Dive Brief:
- New Jersey utilities could earn bonuses or incur penalties for beating or failing to meet energy efficiency savings targets, and would be allowed to recover lost revenues related to their efforts, under a Jan. 22 proposal from the state's Board of Public Utilities (BPU).
- New Jersey has been an efficiency laggard in recent years, according to some observers, but the Clean Energy Act of 2018 requires electric utilities to achieve annual energy use reductions of 2% or greater within five years of the new rules being implemented. Gas utilities would need to achieve annual energy use reductions of 0.75%.
- The cost recovery proposal issued Wednesday follows a straw proposal in December that outlined how utility efficiency programs will be administered and recommended implementation of new energy-saving pilots.
Dive Insight:
Energy efficiency will be a vital tool in the Garden State's bid to reach 100% clean energy by 2050, but that will require making significant strides from today's reality, according to experts.
"New Jersey has had one of the most-costly and least-effective energy efficiency programs in the country, so there really needs to be changes," Sierra Club New Jersey Chapter Senior Director Jeff Tittel told Utility Dive.
The energy efficiency straw proposal and cost recovery plan would help implement a significant overhaul of New Jersey’s energy system that Gov. Phil Murphy (D) signed in May. The measure boosted efficiency targets and set a 50% renewable goal by 2030, paving the way for additional solar, wind and storage resources.
But until now, how utilities would approach efficiency improvements — and how they would pay for it under the 2018 law — had not been addressed. Even now, Tittel said the process remains in the early stages with public input still being considered.
"We know that to meet the state’s ambitious [energy efficiency] goals from the 2018 Clean Energy Act, the state needs to ensure utilities have adequate cost recovery and incentives aligned with delivering energy efficiency savings," Rachel Gold, utilities manager for the American Council for an Energy-Efficient Economy (ACEEE), said in an email.
"This first draft proposal looks like it moves in that direction, and provides a good opportunity for stakeholders to provide input," Gold said. "But the details matter, and it will be important for stakeholders to weigh in on the details of the proposal mechanism."
ACEEE ranked New Jersey 17th last year in its annual comparison of states; however, the utility sector overall scored just 6.5 out of 20 points. The analysis noted that the state's 2018 energy savings remained below the national average, but that the BPU was in the process of developing utility-specific targets and metrics.
PSEG, the largest utility in New Jersey, declined to comment on the cost recovery proposal.
"They will press for as much recovery as possible. That's what always happens, and hopefully it will all work out," Tittel said.

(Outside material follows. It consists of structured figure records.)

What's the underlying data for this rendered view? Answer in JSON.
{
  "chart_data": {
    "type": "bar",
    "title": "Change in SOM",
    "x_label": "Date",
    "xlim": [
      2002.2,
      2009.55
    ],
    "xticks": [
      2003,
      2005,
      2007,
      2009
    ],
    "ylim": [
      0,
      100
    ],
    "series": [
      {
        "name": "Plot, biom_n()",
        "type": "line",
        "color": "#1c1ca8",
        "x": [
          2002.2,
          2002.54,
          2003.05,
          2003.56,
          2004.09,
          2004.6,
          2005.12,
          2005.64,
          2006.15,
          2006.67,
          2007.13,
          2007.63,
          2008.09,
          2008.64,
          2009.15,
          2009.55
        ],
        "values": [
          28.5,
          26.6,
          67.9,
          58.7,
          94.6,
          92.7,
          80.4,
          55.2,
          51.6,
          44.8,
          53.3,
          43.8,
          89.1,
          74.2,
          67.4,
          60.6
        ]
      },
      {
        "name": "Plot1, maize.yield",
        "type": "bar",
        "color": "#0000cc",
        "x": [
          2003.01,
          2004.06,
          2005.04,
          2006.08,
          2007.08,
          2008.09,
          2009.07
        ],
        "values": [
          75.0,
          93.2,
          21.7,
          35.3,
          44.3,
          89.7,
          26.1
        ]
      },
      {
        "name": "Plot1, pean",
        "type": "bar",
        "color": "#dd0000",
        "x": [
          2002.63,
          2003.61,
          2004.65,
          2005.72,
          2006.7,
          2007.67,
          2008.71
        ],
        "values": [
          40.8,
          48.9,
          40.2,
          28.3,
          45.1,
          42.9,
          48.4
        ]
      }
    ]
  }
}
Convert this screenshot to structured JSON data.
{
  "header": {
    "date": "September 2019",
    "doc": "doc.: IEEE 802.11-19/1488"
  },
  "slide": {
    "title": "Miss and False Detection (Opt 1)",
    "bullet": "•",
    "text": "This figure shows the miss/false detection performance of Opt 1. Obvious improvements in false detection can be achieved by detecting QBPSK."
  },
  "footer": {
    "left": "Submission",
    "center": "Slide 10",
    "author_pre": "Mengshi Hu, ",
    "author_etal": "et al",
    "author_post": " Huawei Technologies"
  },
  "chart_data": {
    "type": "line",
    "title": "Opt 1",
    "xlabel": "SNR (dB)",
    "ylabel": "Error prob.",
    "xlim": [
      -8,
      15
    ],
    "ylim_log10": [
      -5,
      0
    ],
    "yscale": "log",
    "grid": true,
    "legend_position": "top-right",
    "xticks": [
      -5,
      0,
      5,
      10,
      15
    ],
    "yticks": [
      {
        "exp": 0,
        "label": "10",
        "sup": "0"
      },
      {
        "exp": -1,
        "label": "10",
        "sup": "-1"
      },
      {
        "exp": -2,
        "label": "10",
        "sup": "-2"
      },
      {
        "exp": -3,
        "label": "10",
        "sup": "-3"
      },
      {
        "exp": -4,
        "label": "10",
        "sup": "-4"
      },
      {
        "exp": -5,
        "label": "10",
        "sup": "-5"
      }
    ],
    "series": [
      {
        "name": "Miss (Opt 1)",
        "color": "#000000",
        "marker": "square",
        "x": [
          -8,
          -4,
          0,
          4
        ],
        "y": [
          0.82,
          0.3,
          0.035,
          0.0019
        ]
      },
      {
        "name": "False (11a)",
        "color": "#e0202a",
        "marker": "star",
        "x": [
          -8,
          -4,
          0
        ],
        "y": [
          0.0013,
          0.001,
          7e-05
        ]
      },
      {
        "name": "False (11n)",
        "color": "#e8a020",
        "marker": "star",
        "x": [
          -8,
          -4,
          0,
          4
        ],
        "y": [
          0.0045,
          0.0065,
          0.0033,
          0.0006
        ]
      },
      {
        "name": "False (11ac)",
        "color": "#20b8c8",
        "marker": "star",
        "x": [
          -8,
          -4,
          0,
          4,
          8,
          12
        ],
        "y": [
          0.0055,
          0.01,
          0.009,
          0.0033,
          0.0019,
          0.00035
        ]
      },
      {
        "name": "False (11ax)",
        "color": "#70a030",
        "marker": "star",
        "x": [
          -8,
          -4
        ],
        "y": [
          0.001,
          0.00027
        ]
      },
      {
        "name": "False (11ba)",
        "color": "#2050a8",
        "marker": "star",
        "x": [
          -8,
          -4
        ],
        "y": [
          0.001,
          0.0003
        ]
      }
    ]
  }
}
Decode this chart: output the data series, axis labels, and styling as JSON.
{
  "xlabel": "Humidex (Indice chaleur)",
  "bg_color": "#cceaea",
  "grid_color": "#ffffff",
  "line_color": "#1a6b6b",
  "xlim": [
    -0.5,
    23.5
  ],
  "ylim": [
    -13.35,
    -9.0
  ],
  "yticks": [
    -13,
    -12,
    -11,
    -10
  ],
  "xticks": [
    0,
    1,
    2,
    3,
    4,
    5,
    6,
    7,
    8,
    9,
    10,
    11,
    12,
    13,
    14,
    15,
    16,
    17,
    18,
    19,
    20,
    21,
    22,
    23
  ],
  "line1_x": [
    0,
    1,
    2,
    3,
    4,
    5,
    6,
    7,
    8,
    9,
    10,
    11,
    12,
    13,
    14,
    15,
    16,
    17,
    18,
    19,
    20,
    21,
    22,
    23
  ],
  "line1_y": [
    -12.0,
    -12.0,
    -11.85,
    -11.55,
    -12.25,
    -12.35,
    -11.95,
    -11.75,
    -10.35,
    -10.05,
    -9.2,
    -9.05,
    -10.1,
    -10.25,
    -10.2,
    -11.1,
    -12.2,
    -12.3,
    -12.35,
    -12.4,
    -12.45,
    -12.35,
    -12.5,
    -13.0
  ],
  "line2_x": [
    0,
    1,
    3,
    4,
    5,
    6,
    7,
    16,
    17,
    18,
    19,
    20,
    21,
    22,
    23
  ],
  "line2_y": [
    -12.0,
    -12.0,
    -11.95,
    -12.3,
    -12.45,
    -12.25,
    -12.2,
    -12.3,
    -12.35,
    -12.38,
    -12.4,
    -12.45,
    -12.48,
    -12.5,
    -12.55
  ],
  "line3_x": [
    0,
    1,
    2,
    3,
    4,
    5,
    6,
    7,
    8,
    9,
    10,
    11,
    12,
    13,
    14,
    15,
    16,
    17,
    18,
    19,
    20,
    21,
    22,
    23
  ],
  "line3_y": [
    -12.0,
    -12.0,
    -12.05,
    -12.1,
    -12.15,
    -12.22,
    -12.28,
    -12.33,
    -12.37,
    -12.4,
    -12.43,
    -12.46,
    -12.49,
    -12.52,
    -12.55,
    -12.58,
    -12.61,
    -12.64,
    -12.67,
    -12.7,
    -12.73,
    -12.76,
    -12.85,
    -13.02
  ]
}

Under the cost recovery proposal, utilities would face a performance penalty for achieving between 50% and 90% of a quantitative performance indicator (QPI) of savings that could include energy savings, demand savings, savings over the course of a program's lifetime, and other metrics.
"There will be a neutral area, or buffer, within which there will be no incentive awarded or penalty assessed, ranging from 90% to 110% of the QPI achievement," the proposal says. Utilities would see a performance incentive award for achieving between 110% and 150% of the QPI achievement.
"The performance incentive and the performance penalty will both take the form of a return on equity adjustment applied to energy efficiency transition program investment, similar to the structure in place in Illinois," the proposal explains.
Utilities will also be able to recover lost revenues, but the proposal specifies they must be able to demonstrate revenue declines "were attributable to the utility-run energy efficiency and peak demand reduction program(s)."
Measuring and verifying efficiency savings will be a "key piece" of making the program successful, said Tittel. New Jersey is already seeing some energy use declines, between 0.5% and 1% annually as consumers adopt more energy-efficiency technologies, Tittel said.
"We want to make sure the reductions are real reductions, and not based on market trends or weather," Tittel said. "We want to make sure it's not just on paper."
Despite current declines in energy use, Tittel said efficiency would be vital for the state because of the expected growth in electric vehicle adoption and the electrification of the heating sector.
"Electricity use is going to be rising, so energy efficiency becomes more important so we don't have to build excess [generating] capacity," he said.